Minkowski's theorem (or Krein-Milman theorem in locally convex Housdorf vector spaces) says that a compact convex is the convex hull of its extreme points, but if $K = \text{ closed convex hull of }D$, then the extreme points of $K$ must lie in $D$, else they will be convex combinations of other points in $K$.

So, to sum up:

  1. $f$ attins its minimum at extreme points of $D$
  2. the convex hull of $D$ is generated by the exteme points of $D$

$$ \ll \gg \fallingdotseq \doteqdot \doteqdot \doteqdot \doteqdot \risingdotseq \ll \gg$$

As for the second part (computing the convex hull of $D$), your problem is essentially 2 dimmensional, because the functions involved depend on only one variable. If $g_i^* = \text{ least concave majorant of }g_i$, i.e.:$g_i^*(u) = inf\{h(u)| h \text{ is concave and } g_i(\zeta) \le h(\zeta) \text{ for all }\zeta\}$, then $g_i^*$ is convave.

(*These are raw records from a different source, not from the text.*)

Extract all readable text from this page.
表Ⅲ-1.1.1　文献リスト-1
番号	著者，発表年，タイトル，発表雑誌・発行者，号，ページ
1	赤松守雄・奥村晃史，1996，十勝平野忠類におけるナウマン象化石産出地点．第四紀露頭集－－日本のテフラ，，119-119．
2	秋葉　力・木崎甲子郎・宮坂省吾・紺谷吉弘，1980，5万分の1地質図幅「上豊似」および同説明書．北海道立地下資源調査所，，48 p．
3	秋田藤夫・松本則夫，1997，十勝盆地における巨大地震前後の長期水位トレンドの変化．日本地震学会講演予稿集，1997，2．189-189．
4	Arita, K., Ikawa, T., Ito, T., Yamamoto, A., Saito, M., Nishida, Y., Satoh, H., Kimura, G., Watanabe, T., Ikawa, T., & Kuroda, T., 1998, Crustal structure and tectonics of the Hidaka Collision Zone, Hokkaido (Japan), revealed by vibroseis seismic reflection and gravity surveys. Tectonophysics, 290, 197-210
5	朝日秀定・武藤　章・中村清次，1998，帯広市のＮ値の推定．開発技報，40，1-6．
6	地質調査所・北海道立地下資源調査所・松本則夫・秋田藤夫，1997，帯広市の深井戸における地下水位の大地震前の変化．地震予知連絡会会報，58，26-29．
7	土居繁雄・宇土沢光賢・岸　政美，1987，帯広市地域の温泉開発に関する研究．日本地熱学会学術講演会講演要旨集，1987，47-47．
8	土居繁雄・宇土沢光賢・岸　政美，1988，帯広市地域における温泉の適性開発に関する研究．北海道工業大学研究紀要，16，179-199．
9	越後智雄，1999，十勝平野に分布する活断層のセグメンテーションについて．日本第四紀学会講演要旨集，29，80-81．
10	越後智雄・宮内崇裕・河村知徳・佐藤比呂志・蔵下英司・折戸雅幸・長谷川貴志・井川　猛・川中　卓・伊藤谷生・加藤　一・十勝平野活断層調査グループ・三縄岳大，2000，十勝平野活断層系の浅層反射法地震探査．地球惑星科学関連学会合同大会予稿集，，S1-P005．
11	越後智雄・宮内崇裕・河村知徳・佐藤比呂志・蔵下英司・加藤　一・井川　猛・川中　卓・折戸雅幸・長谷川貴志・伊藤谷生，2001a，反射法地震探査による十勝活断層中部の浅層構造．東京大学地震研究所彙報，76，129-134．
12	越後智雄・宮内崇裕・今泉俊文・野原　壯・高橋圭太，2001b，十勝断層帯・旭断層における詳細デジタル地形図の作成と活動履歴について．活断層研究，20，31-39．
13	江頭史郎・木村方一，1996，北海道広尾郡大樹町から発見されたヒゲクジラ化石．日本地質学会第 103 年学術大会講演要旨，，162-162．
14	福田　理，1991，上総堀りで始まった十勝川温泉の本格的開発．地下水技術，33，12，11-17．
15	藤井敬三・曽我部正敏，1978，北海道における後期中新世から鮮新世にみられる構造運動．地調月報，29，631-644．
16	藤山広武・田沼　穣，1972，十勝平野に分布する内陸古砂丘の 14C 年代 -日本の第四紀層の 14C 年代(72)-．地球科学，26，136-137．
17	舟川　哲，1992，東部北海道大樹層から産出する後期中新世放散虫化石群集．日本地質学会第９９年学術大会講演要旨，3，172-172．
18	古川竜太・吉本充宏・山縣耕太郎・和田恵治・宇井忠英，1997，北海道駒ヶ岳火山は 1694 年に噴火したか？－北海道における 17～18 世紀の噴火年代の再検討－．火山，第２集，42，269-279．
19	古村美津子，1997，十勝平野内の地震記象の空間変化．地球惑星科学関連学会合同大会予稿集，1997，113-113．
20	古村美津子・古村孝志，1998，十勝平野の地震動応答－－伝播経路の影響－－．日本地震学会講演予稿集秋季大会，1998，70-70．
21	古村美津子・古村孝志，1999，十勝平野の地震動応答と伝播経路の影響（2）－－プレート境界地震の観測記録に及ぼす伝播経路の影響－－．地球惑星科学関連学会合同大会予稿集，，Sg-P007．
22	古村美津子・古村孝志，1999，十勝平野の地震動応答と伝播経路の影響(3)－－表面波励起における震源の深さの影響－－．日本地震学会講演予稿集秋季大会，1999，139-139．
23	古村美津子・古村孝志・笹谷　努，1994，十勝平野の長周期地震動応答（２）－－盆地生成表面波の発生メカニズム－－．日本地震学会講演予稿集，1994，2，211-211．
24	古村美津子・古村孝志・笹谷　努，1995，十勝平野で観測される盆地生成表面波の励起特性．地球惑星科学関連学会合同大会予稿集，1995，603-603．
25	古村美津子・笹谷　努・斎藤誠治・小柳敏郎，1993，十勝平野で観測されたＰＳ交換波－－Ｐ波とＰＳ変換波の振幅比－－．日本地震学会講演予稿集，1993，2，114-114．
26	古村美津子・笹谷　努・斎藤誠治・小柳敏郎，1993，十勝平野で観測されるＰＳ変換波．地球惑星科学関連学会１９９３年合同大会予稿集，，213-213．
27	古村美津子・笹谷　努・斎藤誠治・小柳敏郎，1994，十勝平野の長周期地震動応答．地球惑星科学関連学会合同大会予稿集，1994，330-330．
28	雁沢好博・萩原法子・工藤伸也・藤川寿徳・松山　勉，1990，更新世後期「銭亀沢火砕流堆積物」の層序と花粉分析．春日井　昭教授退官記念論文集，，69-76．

Similarly define $f_i^* = \text{ greatest convex minorant of } f_i $.
Because $g_i$ is piecewise linear, so is $g_i^*$, and because it is a least concave majorant, it can be written as
$$ g_i^*(u) = \min_t\{ b_{it} + m_{it}\; u \}$$ for a finite family of affine functions $u \mapsto b_{it} + m_{it}\:u$.

Likewise, $f_i^*$ can be written as $$ f_i^*(u) = \max_s\{ \beta_{is} + \gamma_{is}\; u \}$$ for some finite family of affine functions.

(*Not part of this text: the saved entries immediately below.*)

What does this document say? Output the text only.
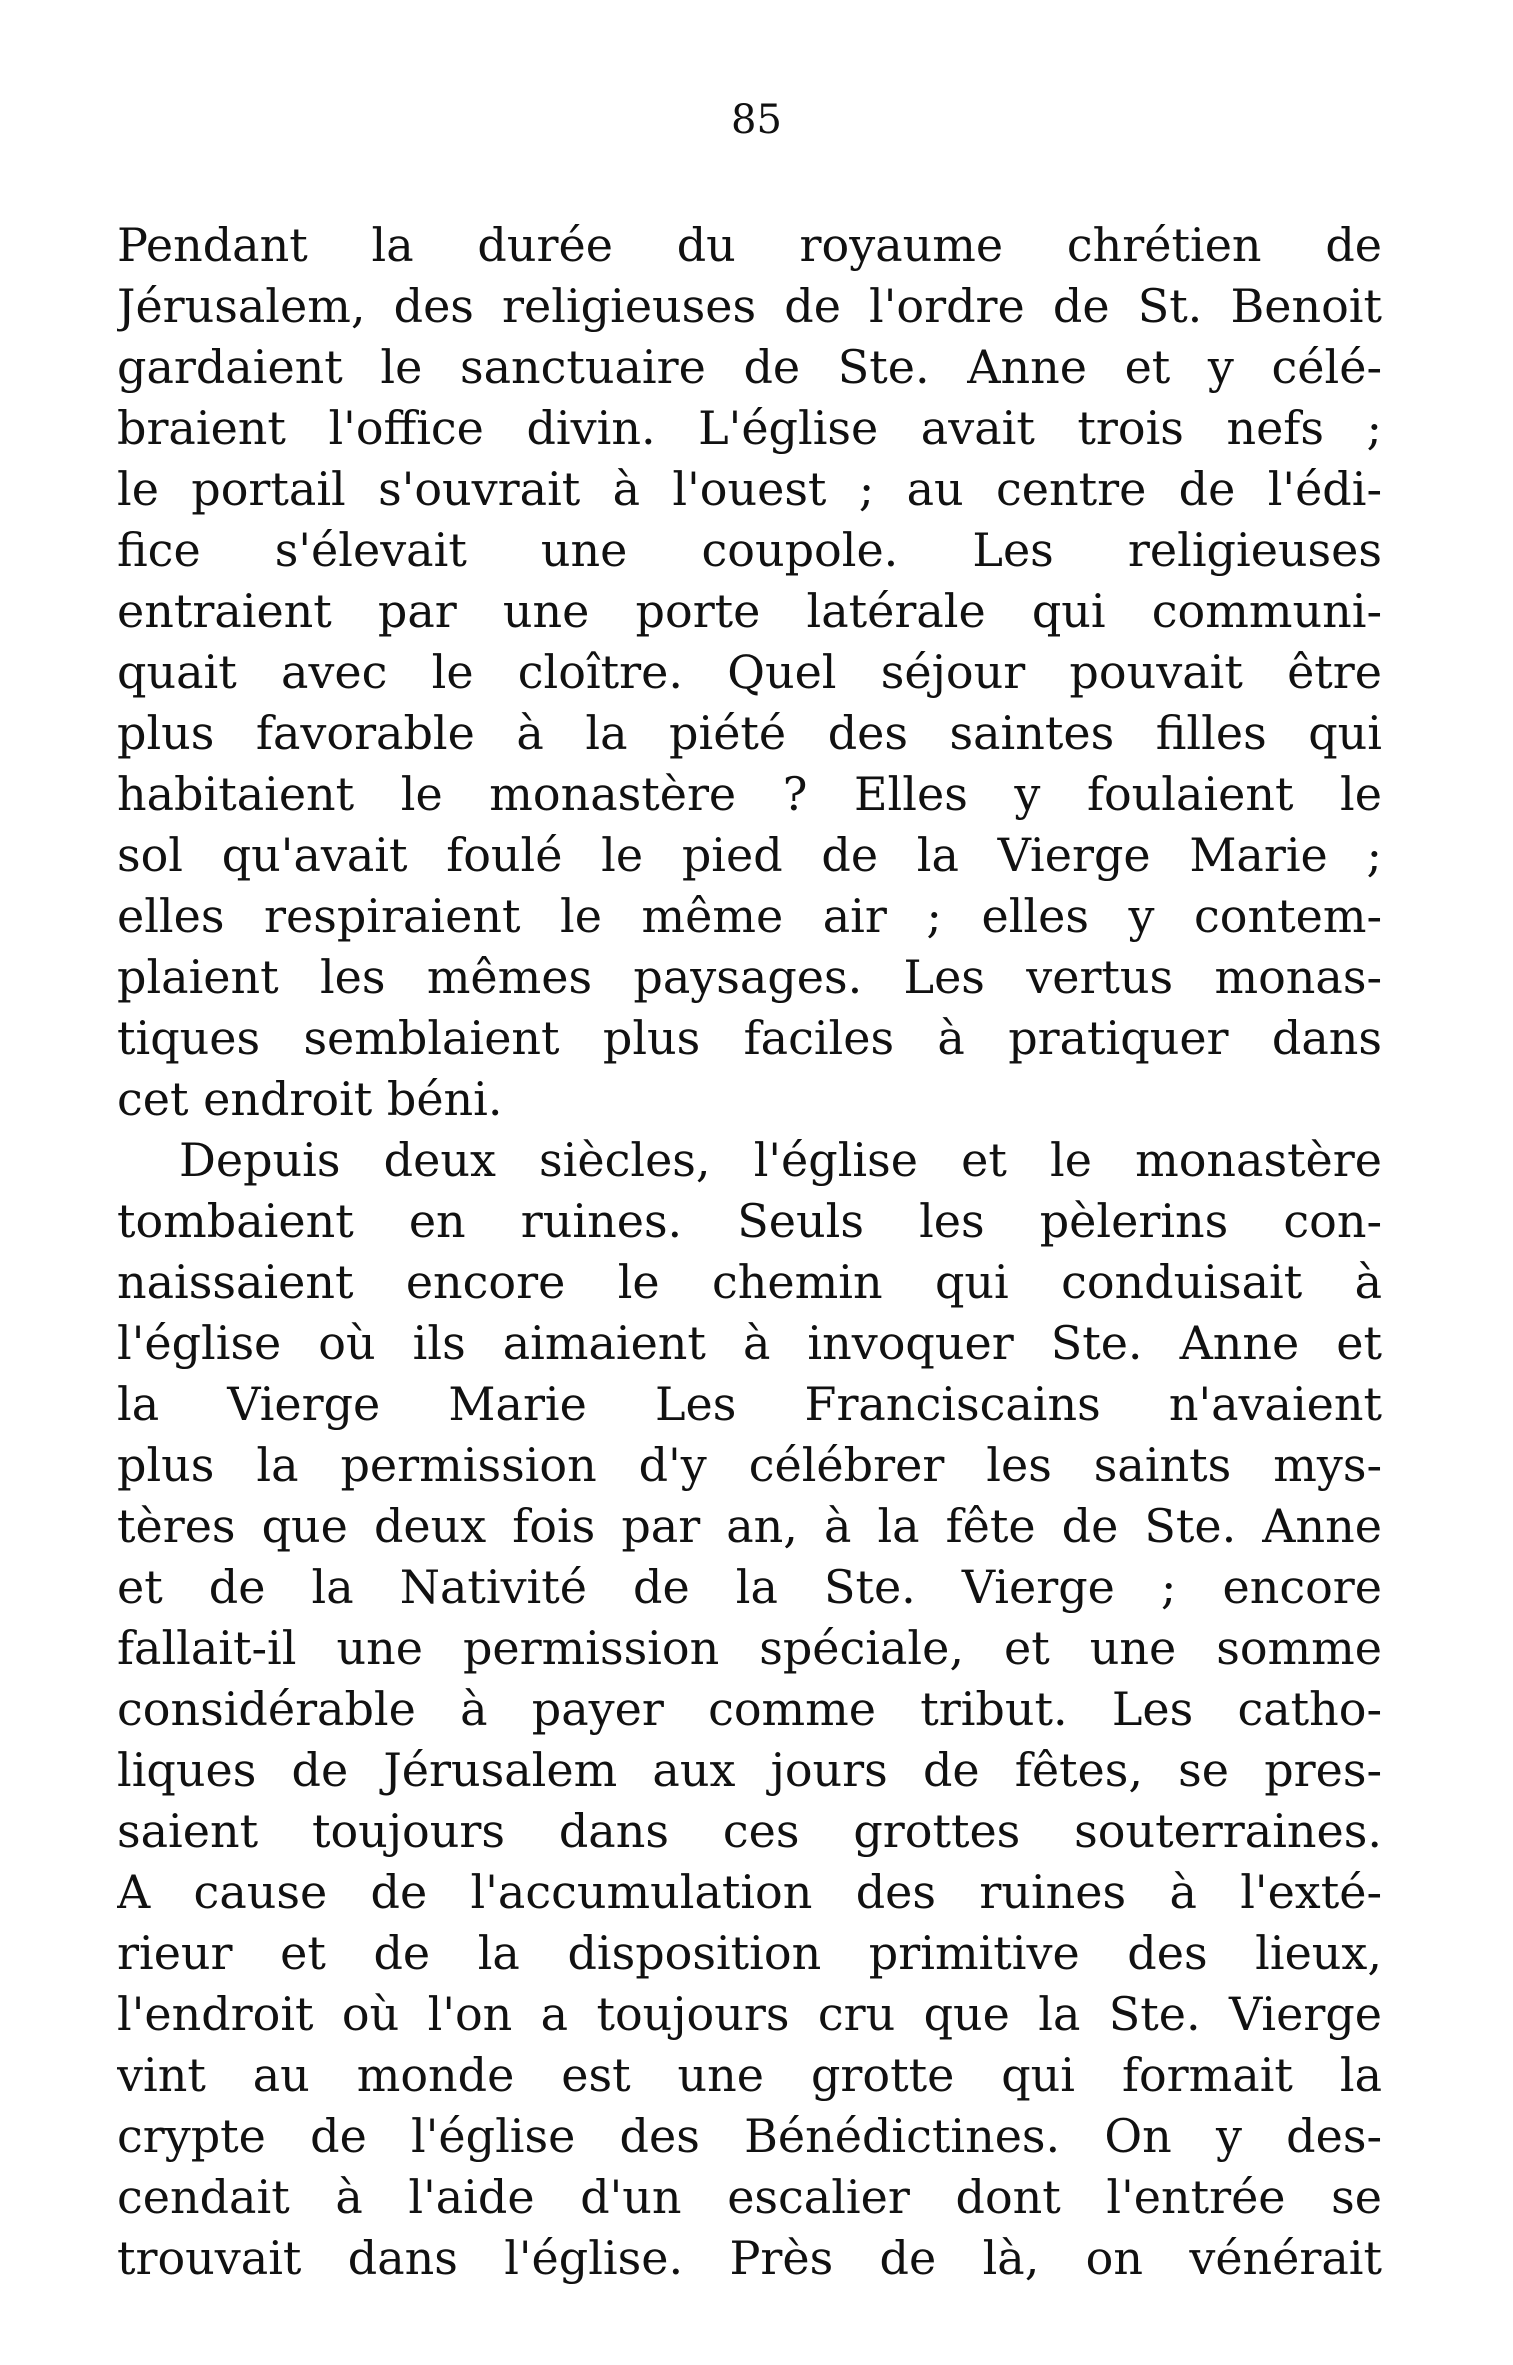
85
Pendant la durée du royaume chrétien de
Jérusalem, des religieuses de l'ordre de St. Benoit
gardaient le sanctuaire de Ste. Anne et y célé-
braient l'office divin. L'église avait trois nefs ;
le portail s'ouvrait à l'ouest ; au centre de l'édi-
fice s'élevait une coupole. Les religieuses
entraient par une porte latérale qui communi-
quait avec le cloître. Quel séjour pouvait être
plus favorable à la piété des saintes filles qui
habitaient le monastère ? Elles y foulaient le
sol qu'avait foulé le pied de la Vierge Marie ;
elles respiraient le même air ; elles y contem-
plaient les mêmes paysages. Les vertus monas-
tiques semblaient plus faciles à pratiquer dans
cet endroit béni.
Depuis deux siècles, l'église et le monastère
tombaient en ruines. Seuls les pèlerins con-
naissaient encore le chemin qui conduisait à
l'église où ils aimaient à invoquer Ste. Anne et
la Vierge Marie Les Franciscains n'avaient
plus la permission d'y célébrer les saints mys-
tères que deux fois par an, à la fête de Ste. Anne
et de la Nativité de la Ste. Vierge ; encore
fallait-il une permission spéciale, et une somme
considérable à payer comme tribut. Les catho-
liques de Jérusalem aux jours de fêtes, se pres-
saient toujours dans ces grottes souterraines.
A cause de l'accumulation des ruines à l'exté-
rieur et de la disposition primitive des lieux,
l'endroit où l'on a toujours cru que la Ste. Vierge
vint au monde est une grotte qui formait la
crypte de l'église des Bénédictines. On y des-
cendait à l'aide d'un escalier dont l'entrée se
trouvait dans l'église. Près de là, on vénérait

There are computer algorithms to compute the convex envelope of a finete set of points on the plain, i.e.: ponts in 2D. I suspect those algorithms can be make to work to find the concave majorant, and convex nimorants above (this is the point where my answer has a gap....).

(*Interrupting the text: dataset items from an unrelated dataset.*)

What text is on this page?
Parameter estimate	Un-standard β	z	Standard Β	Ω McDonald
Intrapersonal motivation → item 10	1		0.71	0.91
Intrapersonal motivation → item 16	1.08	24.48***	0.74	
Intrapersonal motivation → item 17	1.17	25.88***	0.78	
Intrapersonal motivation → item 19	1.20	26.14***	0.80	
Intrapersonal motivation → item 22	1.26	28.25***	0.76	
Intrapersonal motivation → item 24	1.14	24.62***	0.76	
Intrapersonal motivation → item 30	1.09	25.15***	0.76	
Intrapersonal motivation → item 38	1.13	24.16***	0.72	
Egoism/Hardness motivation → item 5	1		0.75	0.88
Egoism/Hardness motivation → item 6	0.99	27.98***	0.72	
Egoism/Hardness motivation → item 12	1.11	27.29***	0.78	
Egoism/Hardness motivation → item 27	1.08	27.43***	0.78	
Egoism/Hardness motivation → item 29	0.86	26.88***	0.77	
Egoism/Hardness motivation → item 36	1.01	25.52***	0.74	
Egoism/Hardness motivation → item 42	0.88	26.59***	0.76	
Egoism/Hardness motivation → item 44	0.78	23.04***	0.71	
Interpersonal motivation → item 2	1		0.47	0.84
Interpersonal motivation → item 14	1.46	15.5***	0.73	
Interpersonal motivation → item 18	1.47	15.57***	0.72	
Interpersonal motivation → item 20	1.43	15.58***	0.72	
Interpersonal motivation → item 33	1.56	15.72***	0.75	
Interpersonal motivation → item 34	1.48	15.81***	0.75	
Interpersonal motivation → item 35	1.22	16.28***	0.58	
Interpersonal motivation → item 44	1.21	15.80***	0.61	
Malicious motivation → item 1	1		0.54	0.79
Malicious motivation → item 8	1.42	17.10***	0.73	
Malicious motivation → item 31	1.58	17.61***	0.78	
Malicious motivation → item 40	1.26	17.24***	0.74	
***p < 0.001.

Why looking at $f_i^*, g_i^*$? Because the convex hull of $D$ can be written in terms of these functions as: $$ f_i^*(y_{i-1}) \le y_i \le g_i^*(y_{i-1}) \;\;\;(i=1,..,n) \tag{1}, $$ and, recalling the structure of $f_i^*, g_i^*$, (1) is a description of the convex hull of $D$ in terms of hyperplanes. In all its glory, the convex hull of $D$ is: for all $i$, $$ \begin{align} y_i &\le b_{it} + m_{it}\; y_{i-1} &\text{ for all $t$}\\ \beta_{is} + \gamma_{is}\; y_{i-1} &\le y_i &\text{ for all $s$} \end{align} \\ $$.